File Not Found Errors: Ensure solution files exist and are properly formatted

Performance Tips

  1. Close other applications when doing thorough benchmarks
  2. Run multiple times and compare results for important measurements
  3. Use consistent environment (same machine, similar system load)
  4. Start with fast presets before doing detailed analysis
  5. Save results to track improvements over time

Hardware Information

All year-specific benchmark result markdown files automatically include hardware information to provide context for the performance measurements.
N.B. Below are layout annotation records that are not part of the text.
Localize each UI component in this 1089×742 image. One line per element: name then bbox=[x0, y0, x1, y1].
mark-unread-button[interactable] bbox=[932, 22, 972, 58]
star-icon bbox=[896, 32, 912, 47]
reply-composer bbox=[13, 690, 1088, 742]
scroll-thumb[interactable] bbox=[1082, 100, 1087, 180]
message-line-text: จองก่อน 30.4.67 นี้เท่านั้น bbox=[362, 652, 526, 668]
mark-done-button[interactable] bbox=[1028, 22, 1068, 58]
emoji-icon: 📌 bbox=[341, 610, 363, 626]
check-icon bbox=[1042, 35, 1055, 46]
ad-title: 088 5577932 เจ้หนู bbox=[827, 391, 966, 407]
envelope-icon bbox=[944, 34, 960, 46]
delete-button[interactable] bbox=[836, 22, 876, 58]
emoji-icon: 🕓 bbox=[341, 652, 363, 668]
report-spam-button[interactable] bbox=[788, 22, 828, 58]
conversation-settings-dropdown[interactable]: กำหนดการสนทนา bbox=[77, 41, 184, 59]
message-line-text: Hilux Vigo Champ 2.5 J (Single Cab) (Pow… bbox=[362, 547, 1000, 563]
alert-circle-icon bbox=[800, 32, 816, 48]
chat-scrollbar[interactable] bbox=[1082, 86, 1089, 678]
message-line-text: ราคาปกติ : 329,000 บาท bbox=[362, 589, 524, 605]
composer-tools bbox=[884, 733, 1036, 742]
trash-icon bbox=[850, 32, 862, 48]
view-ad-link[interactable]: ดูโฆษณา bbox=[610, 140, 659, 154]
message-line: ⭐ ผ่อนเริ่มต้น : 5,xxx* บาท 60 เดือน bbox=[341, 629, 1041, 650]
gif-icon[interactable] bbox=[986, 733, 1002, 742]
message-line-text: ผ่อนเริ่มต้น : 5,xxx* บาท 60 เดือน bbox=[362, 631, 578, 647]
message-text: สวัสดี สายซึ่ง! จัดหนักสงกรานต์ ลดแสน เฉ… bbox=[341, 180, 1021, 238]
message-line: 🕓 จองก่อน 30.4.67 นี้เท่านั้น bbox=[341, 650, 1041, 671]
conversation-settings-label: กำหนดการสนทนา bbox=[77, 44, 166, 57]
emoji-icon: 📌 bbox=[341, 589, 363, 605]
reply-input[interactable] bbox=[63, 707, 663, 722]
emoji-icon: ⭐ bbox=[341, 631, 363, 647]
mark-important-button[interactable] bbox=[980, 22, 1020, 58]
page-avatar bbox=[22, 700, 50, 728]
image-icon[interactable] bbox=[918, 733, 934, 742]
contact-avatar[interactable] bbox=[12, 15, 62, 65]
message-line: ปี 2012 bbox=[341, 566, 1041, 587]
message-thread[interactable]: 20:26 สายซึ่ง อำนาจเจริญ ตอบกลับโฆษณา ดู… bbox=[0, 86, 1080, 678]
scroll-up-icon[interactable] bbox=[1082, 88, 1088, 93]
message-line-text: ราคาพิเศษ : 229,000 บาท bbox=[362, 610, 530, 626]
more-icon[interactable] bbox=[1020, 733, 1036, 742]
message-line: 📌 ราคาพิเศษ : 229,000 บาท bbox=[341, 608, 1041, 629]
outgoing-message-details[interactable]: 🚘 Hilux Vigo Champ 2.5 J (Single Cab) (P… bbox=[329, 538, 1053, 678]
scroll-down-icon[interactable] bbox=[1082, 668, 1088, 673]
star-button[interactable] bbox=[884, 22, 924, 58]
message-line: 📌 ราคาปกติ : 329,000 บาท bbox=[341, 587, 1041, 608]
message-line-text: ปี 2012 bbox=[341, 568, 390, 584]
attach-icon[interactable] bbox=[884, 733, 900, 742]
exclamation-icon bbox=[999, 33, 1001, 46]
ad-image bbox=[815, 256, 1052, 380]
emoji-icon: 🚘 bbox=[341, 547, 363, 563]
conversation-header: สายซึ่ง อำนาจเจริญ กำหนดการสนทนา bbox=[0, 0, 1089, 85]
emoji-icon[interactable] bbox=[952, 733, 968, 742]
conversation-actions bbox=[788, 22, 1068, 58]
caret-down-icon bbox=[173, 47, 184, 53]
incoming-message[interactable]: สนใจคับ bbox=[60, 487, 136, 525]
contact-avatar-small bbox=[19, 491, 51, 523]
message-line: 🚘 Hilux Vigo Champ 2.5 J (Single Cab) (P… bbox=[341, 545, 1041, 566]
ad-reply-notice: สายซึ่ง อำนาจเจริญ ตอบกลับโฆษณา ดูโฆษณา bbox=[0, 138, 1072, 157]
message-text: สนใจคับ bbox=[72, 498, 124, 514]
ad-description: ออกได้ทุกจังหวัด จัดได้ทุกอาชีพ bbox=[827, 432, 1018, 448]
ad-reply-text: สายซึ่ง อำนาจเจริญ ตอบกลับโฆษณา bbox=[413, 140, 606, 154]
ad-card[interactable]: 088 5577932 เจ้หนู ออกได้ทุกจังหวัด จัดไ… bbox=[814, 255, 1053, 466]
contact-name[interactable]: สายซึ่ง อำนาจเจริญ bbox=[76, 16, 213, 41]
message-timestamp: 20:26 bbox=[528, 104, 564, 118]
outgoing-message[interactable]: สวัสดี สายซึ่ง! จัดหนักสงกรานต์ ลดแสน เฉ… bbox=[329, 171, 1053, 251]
This includes:

  • Operating System: OS name and version
  • Python Version: Python interpreter version used
  • Processor: CPU model and specifications
  • CPU Cores: Number of available CPU cores

Example Output

## πŸ’» System Information

- **OS**: Windows 11
- **Python**: 3.12.10
- **Processor**: Intel64 Family 6 Model 183 Stepping 1, GenuineIntel
- **CPU Cores**: 24

Viewing Hardware Info

To see your system's hardware information:

python -c "from utils.hardware_info import format_hardware_info; print(format_hardware_info())"

Or run the demo script:

python utils/demo_hardware_info.py

This information is automatically included when you generate or update markdown files:

# Update year results (includes hardware info)
python main.py --markdown-year 2025

# Update all markdown files
python main.py --markdown-all

Why Hardware Info Matters

Hardware information helps you:

  • Compare results across different machines
  • Share benchmarks with meaningful context
  • Track performance as you upgrade hardware
  • Document environment for reproducibility

Integration with Tracking

The benchmark system integrates with the existing performance tracking:

  • Individual solution runs are automatically tracked
  • Benchmark results provide additional statistical analysis
  • Both systems use the same underlying timing mechanisms
  • Results can be cross-referenced for comprehensive performance history

Examples and Use Cases

See python benchmark_quick.py --examples for comprehensive usage examples and common workflows.